Int J Mol Sci. 2022 May 20;23(10):5756. doi: 10.3390/ijms23105756.


The female reproductive tract hosts a specific microbiome, which plays a crucial role in sustaining equilibrium and good health. In the majority of reproductive women, the microbiota (all bacteria, viruses, fungi, and other single-celled organisms within the human body) of the vaginal and cervical microenvironment are dominated by Lactobacillus species, which benefit the host through symbiotic relationships, in comparison to the uterus, fallopian tubes, and ovaries, which may contain a low-biomass microbiome with a diverse mixture of microorganisms.
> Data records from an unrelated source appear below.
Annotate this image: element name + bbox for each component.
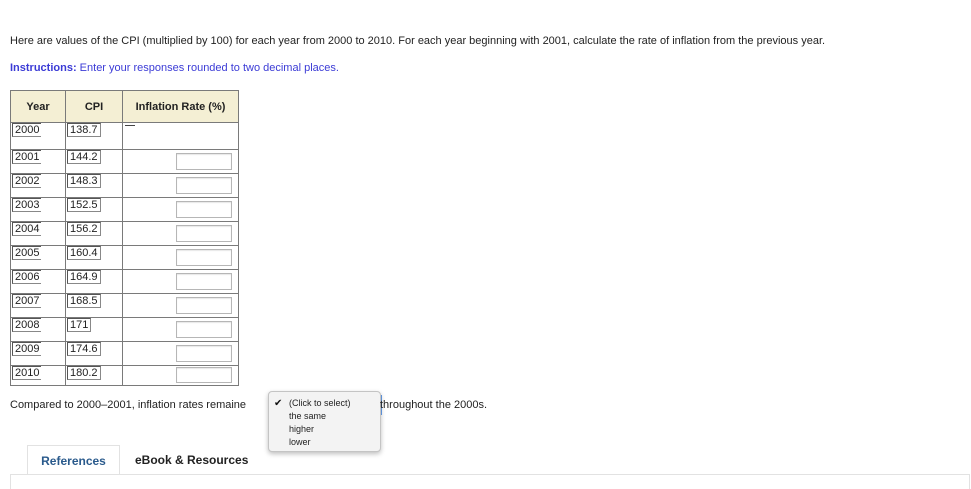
- table-row: 2002 148.3: [10, 173, 239, 198]
- cpi-value: 148.3: [67, 174, 101, 188]
- cpi-cell: 156.2: [65, 221, 123, 246]
- cpi-cell: 152.5: [65, 197, 123, 222]
- cpi-value: 168.5: [67, 294, 101, 308]
- dropdown-option-higher[interactable]: higher: [289, 424, 314, 434]
- cpi-cell: 138.7: [65, 122, 123, 150]
- table-row: 2009 174.6: [10, 341, 239, 366]
- year-value: 2005: [12, 246, 42, 260]
- cpi-value: 152.5: [67, 198, 101, 212]
- year-value: 2000: [12, 123, 42, 137]
- cpi-cell: 144.2: [65, 149, 123, 174]
- cpi-value: 174.6: [67, 342, 101, 356]
- year-cell: 2008: [10, 317, 66, 342]
- table-row: 2006 164.9: [10, 269, 239, 294]
- inflation-rate-cell: [122, 122, 239, 150]
- cpi-value: 164.9: [67, 270, 101, 284]
- tab-panel: [10, 474, 970, 489]
- inflation-rate-cell: [122, 341, 239, 366]
- header-inflation-rate: Inflation Rate (%): [122, 90, 239, 123]
- cpi-value: 180.2: [67, 366, 101, 380]
- inflation-rate-input-2009[interactable]: [176, 345, 232, 362]
- year-value: 2004: [12, 222, 42, 236]
- cpi-value: 171: [67, 318, 92, 332]
- inflation-rate-input-2007[interactable]: [176, 297, 232, 314]
- inflation-rate-input-2003[interactable]: [176, 201, 232, 218]
- inflation-rate-cell: [122, 221, 239, 246]
- cpi-table: Year CPI Inflation Rate (%) 2000 138.7 200…: [10, 90, 239, 386]
- table-row: 2010 180.2: [10, 365, 239, 386]
- cpi-cell: 164.9: [65, 269, 123, 294]
- year-value: 2002: [12, 174, 42, 188]
- year-cell: 2001: [10, 149, 66, 174]
- table-row: 2000 138.7: [10, 122, 239, 150]
- inflation-rate-input-2010[interactable]: [176, 367, 232, 383]
- year-value: 2010: [12, 366, 42, 380]
- table-header-row: Year CPI Inflation Rate (%): [10, 90, 239, 123]
- dropdown-option-click-to-select[interactable]: (Click to select): [289, 398, 351, 408]
- table-row: 2008 171: [10, 317, 239, 342]
- year-cell: 2003: [10, 197, 66, 222]
- instructions-text: Enter your responses rounded to two deci…: [76, 62, 339, 74]
- dash-placeholder: [125, 125, 135, 126]
- year-cell: 2000: [10, 122, 66, 150]
- cpi-cell: 148.3: [65, 173, 123, 198]
- year-value: 2003: [12, 198, 42, 212]
- tab-ebook-resources[interactable]: eBook & Resources: [135, 445, 248, 475]
- dropdown-option-lower[interactable]: lower: [289, 437, 311, 447]
- instructions: Instructions: Enter your responses round…: [10, 62, 339, 74]
- cpi-cell: 160.4: [65, 245, 123, 270]
- inflation-rate-cell: [122, 269, 239, 294]
- tab-references[interactable]: References: [27, 445, 120, 475]
- year-cell: 2004: [10, 221, 66, 246]
- inflation-rate-cell: [122, 149, 239, 174]
- inflation-rate-input-2006[interactable]: [176, 273, 232, 290]
- inflation-rate-cell: [122, 293, 239, 318]
- header-year: Year: [10, 90, 66, 123]
- inflation-rate-cell: [122, 245, 239, 270]
- inflation-rate-cell: [122, 365, 239, 386]
- instructions-label: Instructions:: [10, 62, 77, 74]
- cpi-cell: 168.5: [65, 293, 123, 318]
- cpi-cell: 180.2: [65, 365, 123, 386]
- cpi-cell: 174.6: [65, 341, 123, 366]
- cpi-cell: 171: [65, 317, 123, 342]
- sentence-before: Compared to 2000–2001, inflation rates r…: [10, 399, 247, 411]
- sentence-after: throughout the 2000s.: [380, 399, 488, 411]
- year-value: 2001: [12, 150, 42, 164]
- table-row: 2005 160.4: [10, 245, 239, 270]
- year-value: 2006: [12, 270, 42, 284]
- table-row: 2003 152.5: [10, 197, 239, 222]
- table-row: 2001 144.2: [10, 149, 239, 174]
- header-cpi: CPI: [65, 90, 123, 123]
- year-cell: 2002: [10, 173, 66, 198]
- year-value: 2007: [12, 294, 42, 308]
- inflation-rate-input-2001[interactable]: [176, 153, 232, 170]
- inflation-rate-input-2004[interactable]: [176, 225, 232, 242]
- year-cell: 2010: [10, 365, 66, 386]
- year-value: 2008: [12, 318, 42, 332]
- year-cell: 2005: [10, 245, 66, 270]
- table-row: 2007 168.5: [10, 293, 239, 318]
- cpi-value: 144.2: [67, 150, 101, 164]
- inflation-rate-cell: [122, 317, 239, 342]
- cpi-value: 156.2: [67, 222, 101, 236]
- inflation-rate-input-2002[interactable]: [176, 177, 232, 194]
- inflation-rate-cell: [122, 197, 239, 222]
- year-cell: 2006: [10, 269, 66, 294]
- dropdown-option-the-same[interactable]: the same: [289, 411, 326, 421]
- inflation-rate-cell: [122, 173, 239, 198]
- year-cell: 2007: [10, 293, 66, 318]
- cpi-value: 160.4: [67, 246, 101, 260]
- year-cell: 2009: [10, 341, 66, 366]
- checkmark-icon: ✔: [274, 398, 283, 409]
- year-value: 2009: [12, 342, 42, 356]
- question-text: Here are values of the CPI (multiplied b…: [10, 35, 826, 47]
- inflation-rate-input-2008[interactable]: [176, 321, 232, 338]
- inflation-rate-input-2005[interactable]: [176, 249, 232, 266]
- inflation-comparison-dropdown[interactable]: ✔ (Click to select) the same higher lowe…: [268, 391, 381, 452]
- cpi-value: 138.7: [67, 123, 101, 137]
- table-row: 2004 156.2: [10, 221, 239, 246]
Although disruption to the balance of the microbiota develops, the altered immune and metabolic signaling may cause an impact on diseases such as cancer. These pathophysiological modifications in the gut-uterus axis may spark gynecological cancers. New information displays that gynecological and gastrointestinal tract dysbiosis (disruption of the microbiota homeostasis) can play an active role in the advancement and metastasis of gynecological neoplasms, such as cervical, endometrial, and ovarian cancers. Understanding the relationship between microbiota and endometrial cancer is critical for prognosis, diagnosis, prevention, and the development of innovative treatments. Identifying a specific microbiome may become an effective method for characterization of the specific microbiota involved in endometrial carcinogenesis. The aim of this study was to summarize the current state of knowledge that describes the correlation of microbiota with endometrial cancer with regard to the formation of immunological pathologies.